World Rugby has approved and eligibility change that will transform the prospects of many nations over the coming years.
From January 1st 2002, a player can transfer once from one union to another as long as they have 'a close and credible link to that union via birth-right.'
After an extensive period of 'discussion and collaboration', the World Rugby Council has approved an amendment to the sport’s regulations governing national team representation that will now permit an international player to transfer.
So, from the start of 2022, in order to transfer from one union to another under the revised Regulation 8 (eligibility), a player will need to achieve the below criteria:
- The player must stand-down from international rugby for 36 months
- The player must either be born in the country to which they wish to transfer or have a parent or grandparent born in that country
- Under the revised Regulation 8 criteria, a player may only change union once and each case will be subject to approval by the World Rugby Regulations Committee to preserve integrity
After 1 January 2022, any player who meets the above criteria can apply immediately for a transfer.

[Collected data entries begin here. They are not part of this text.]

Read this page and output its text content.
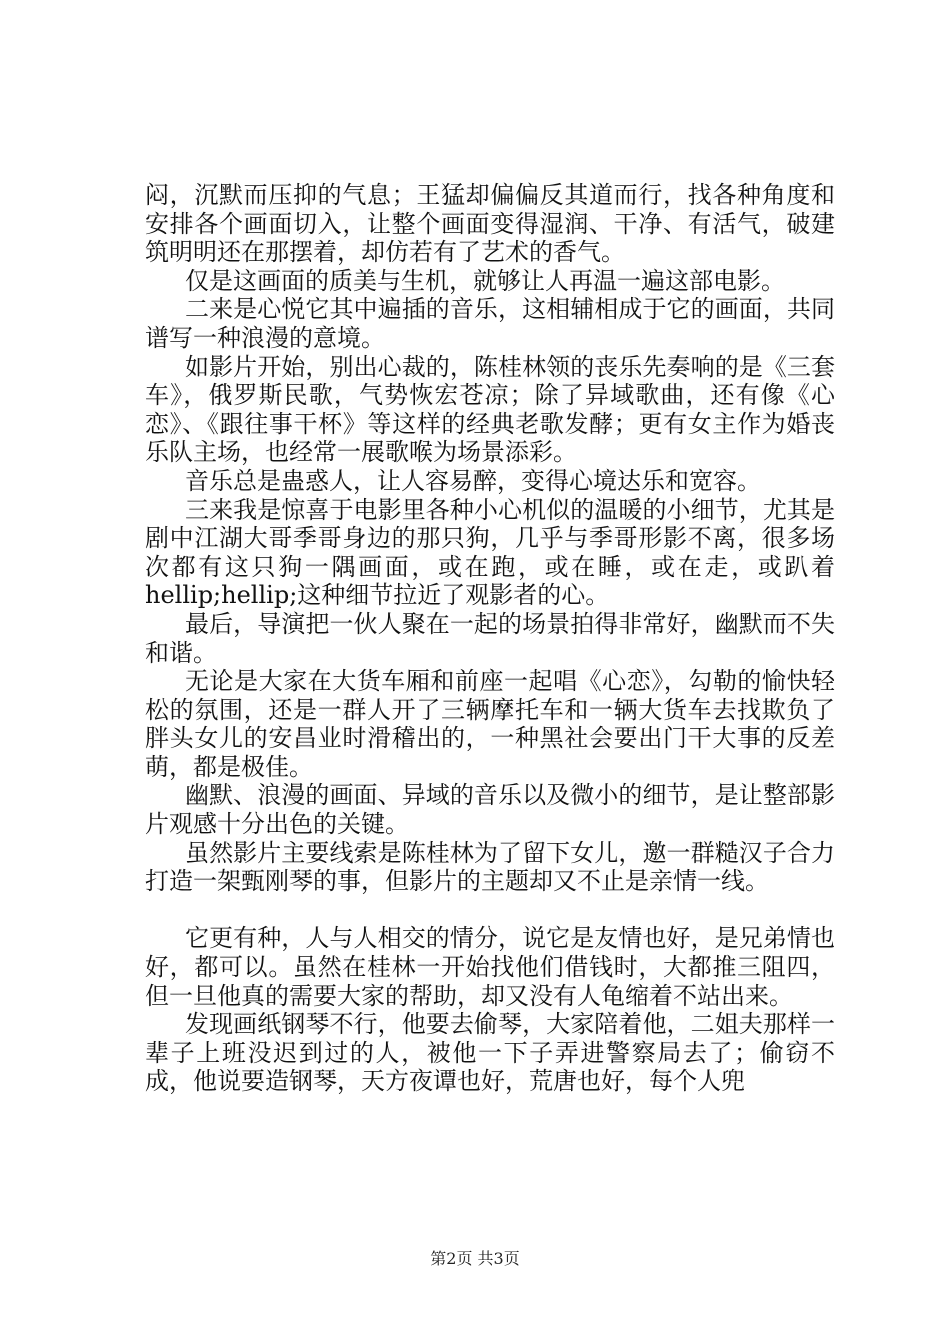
闷，沉默而压抑的气息；王猛却偏偏反其道而行，找各种角度和安排各个画面切入，让整个画面变得湿润、干净、有活气，破建筑明明还在那摆着，却仿若有了艺术的香气。

仅是这画面的质美与生机，就够让人再温一遍这部电影。

二来是心悦它其中遍插的音乐，这相辅相成于它的画面，共同谱写一种浪漫的意境。

如影片开始，别出心裁的，陈桂林领的丧乐先奏响的是《三套车》，俄罗斯民歌，气势恢宏苍凉；除了异域歌曲，还有像《心恋》、《跟往事干杯》等这样的经典老歌发酵；更有女主作为婚丧乐队主场，也经常一展歌喉为场景添彩。

音乐总是蛊惑人，让人容易醉，变得心境达乐和宽容。

三来我是惊喜于电影里各种小心机似的温暖的小细节，尤其是剧中江湖大哥季哥身边的那只狗，几乎与季哥形影不离，很多场次都有这只狗一隅画面，或在跑，或在睡，或在走，或趴着hellip;hellip;这种细节拉近了观影者的心。

最后，导演把一伙人聚在一起的场景拍得非常好，幽默而不失和谐。

无论是大家在大货车厢和前座一起唱《心恋》，勾勒的愉快轻松的氛围，还是一群人开了三辆摩托车和一辆大货车去找欺负了胖头女儿的安昌业时滑稽出的，一种黑社会要出门干大事的反差萌，都是极佳。

幽默、浪漫的画面、异域的音乐以及微小的细节，是让整部影片观感十分出色的关键。

虽然影片主要线索是陈桂林为了留下女儿，邀一群糙汉子合力打造一架甄刚琴的事，但影片的主题却又不止是亲情一线。

它更有种，人与人相交的情分，说它是友情也好，是兄弟情也好，都可以。虽然在桂林一开始找他们借钱时，大都推三阻四，但一旦他真的需要大家的帮助，却又没有人龟缩着不站出来。

发现画纸钢琴不行，他要去偷琴，大家陪着他，二姐夫那样一辈子上班没迟到过的人，被他一下子弄进警察局去了；偷窃不成，他说要造钢琴，天方夜谭也好，荒唐也好，每个人兜

第2页 共3页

Transfers are currently permitted so that Sevens players can represent a different nation [one that they have a right to play for] at the Olympics. The amendment now means they can do so in all Sevens and 15s competitions.
To pick a random example - this now means that a New Zealander that has represented Ireland could stand down from selection consideration for three years and then play for the All Blacks after a three-year period.
It is hoped that the amendment will benefit second and third tier rugby nations. For example, Wasps' Malakai Fekitoa is Tongan but played 24 times for New Zealand due to familial connections. He played 24 times for the All Blacks but has not played for them since 2017. Fekitoa has been allowed to play for Tonga Sevens but could, next January, apply to play Test rugby for Tonga.
World Rugby chairman addresses eligibility amendment
A past example of where this amendment could have proved beneficial is looking at Isa Nacewa. He made one Test appearance for Fiji at the 2003 World Cup and never played for them again, but was barred from playing for New Zealand.
World Rugby chairman Bill Beaumont said, "We have listened to our membership and players and sought to update the regulation recognising the modern professional rugby environment without compromising the integrity of the international game.
"Any player who wishes to transfer will need to have a close and credible link to their new union, namely birth right or parent or grandparent birth right while meeting strong criteria, including a 36-month stand down period.
"We believe that this is the fairest way to implement progressive change that puts players first while also having the potential to support a growing, increasingly competitive international men’s and women’s game."
International Rugby Players chief executive, Omar Hassanein commented, "Many players across the world will now benefit from the chance to represent the country of their or their ancestors' birth, serving as a real boost to the competitiveness of emerging nations, which in turn, will benefit the game as a whole.”